There's this Polish doctor who commutes 13 hours to provide out-of-hours support for the National Health Service in Aberdeen.
He claims to be in a fit state to work, but I have personal experience that would suggest otherwise.
My weekly long-distance commutes aren't up to these standards, but are still pretty gruelling. Among my least favourite Mondays of recent time are the following :-
* Drive Glasgow to Crewe (240 miles, 4 hours)
* Drive Glasgow to Edinburgh, flight to Frankfurt
* Drive Manchester to St.Albans (180 miles, 3 hours), train to London
* Fly Manchester to Munich, then onto Bratislava
Like the Polish GP, I need to be up very early to make these journeys. Combined with travel stress, I usually arrive at my workplace in a state I can only compare to child-related sleep-deprivation. Then my work starts.
During Mondays I'm usually cranky, liable to defer decisions and procrastinate, and generally feel like I'm wading through treacle.
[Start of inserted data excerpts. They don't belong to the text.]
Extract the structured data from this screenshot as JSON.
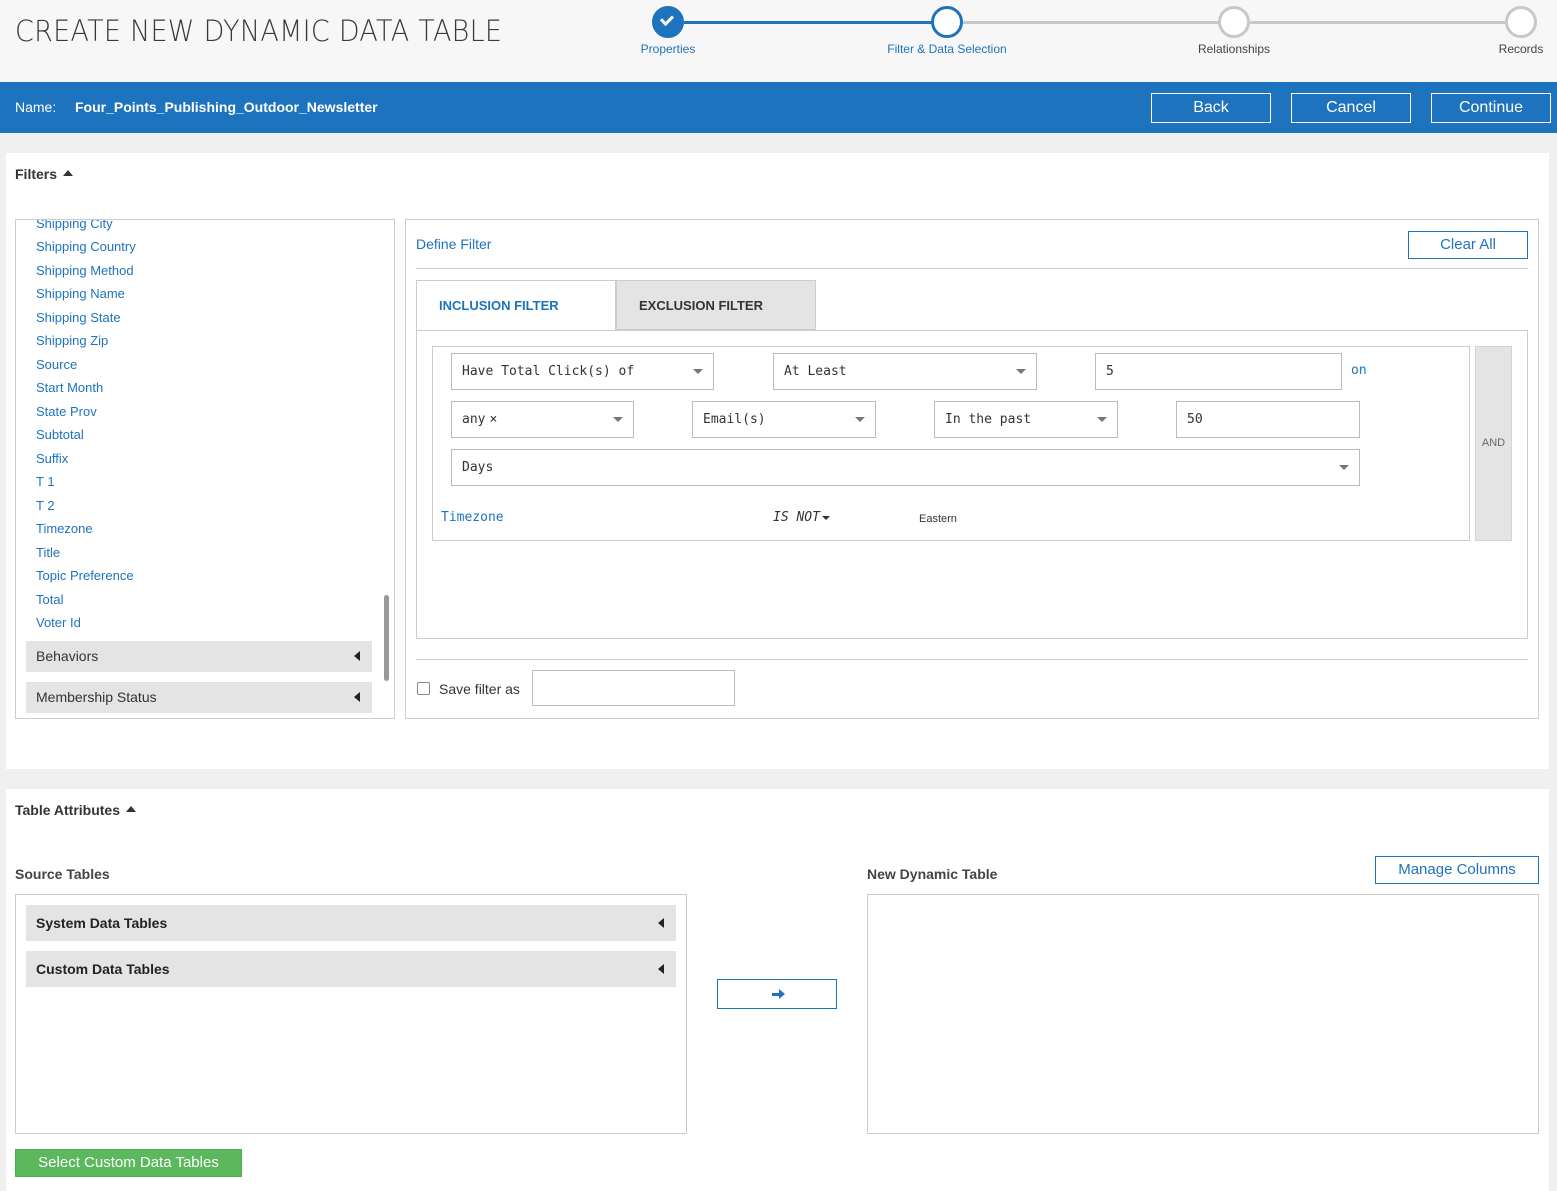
{
  "header": {
    "title": "CREATE NEW DYNAMIC DATA TABLE",
    "steps": [
      {
        "label": "Properties",
        "state": "done"
      },
      {
        "label": "Filter & Data Selection",
        "state": "active"
      },
      {
        "label": "Relationships",
        "state": "todo"
      },
      {
        "label": "Records",
        "state": "todo"
      }
    ]
  },
  "namebar": {
    "name_label": "Name:",
    "name_value": "Four_Points_Publishing_Outdoor_Newsletter",
    "back_label": "Back",
    "cancel_label": "Cancel",
    "continue_label": "Continue"
  },
  "filters": {
    "section_title": "Filters",
    "fields": [
      "Shipping City",
      "Shipping Country",
      "Shipping Method",
      "Shipping Name",
      "Shipping State",
      "Shipping Zip",
      "Source",
      "Start Month",
      "State Prov",
      "Subtotal",
      "Suffix",
      "T 1",
      "T 2",
      "Timezone",
      "Title",
      "Topic Preference",
      "Total",
      "Voter Id"
    ],
    "groups": [
      "Behaviors",
      "Membership Status"
    ],
    "define_title": "Define Filter",
    "clear_all_label": "Clear All",
    "tabs": [
      "INCLUSION FILTER",
      "EXCLUSION FILTER"
    ],
    "rule": {
      "metric": "Have Total Click(s) of",
      "comparator": "At Least",
      "count": "5",
      "on_label": "on",
      "scope": "any",
      "scope_clear": "×",
      "channel": "Email(s)",
      "time_mode": "In the past",
      "time_value": "50",
      "time_unit": "Days",
      "condition_field": "Timezone",
      "condition_operator": "IS NOT",
      "condition_value": "Eastern",
      "and_label": "AND"
    },
    "save_filter_label": "Save filter as",
    "save_filter_value": ""
  },
  "table_attributes": {
    "section_title": "Table Attributes",
    "source_tables_label": "Source Tables",
    "source_groups": [
      "System Data Tables",
      "Custom Data Tables"
    ],
    "new_table_label": "New Dynamic Table",
    "manage_columns_label": "Manage Columns",
    "select_custom_label": "Select Custom Data Tables"
  },
  "colors": {
    "accent": "#1e73be",
    "inactive_step": "#c8c8c8",
    "green": "#5cb85c",
    "panel_gray": "#e4e4e4"
  },
  "icons": [
    "check-icon",
    "caret-up-icon",
    "caret-left-icon",
    "dropdown-icon",
    "arrow-right-icon"
  ]
}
I remember very clearly waking from a nap at Heathrow and not knowing whether it was Monday morning and I was waiting for the flight to Brussels, or whether it was Friday night and I was waiting for the shuttle back home to Glasgow.
The thing about my work is that no-one is likely to die because I'm a Monday-morning zombie. The work of a GP is hard enough, but what has gone wrong with the NHS when we need to import a sleepy doctor whose second language is English every second Monday and export him every second Friday?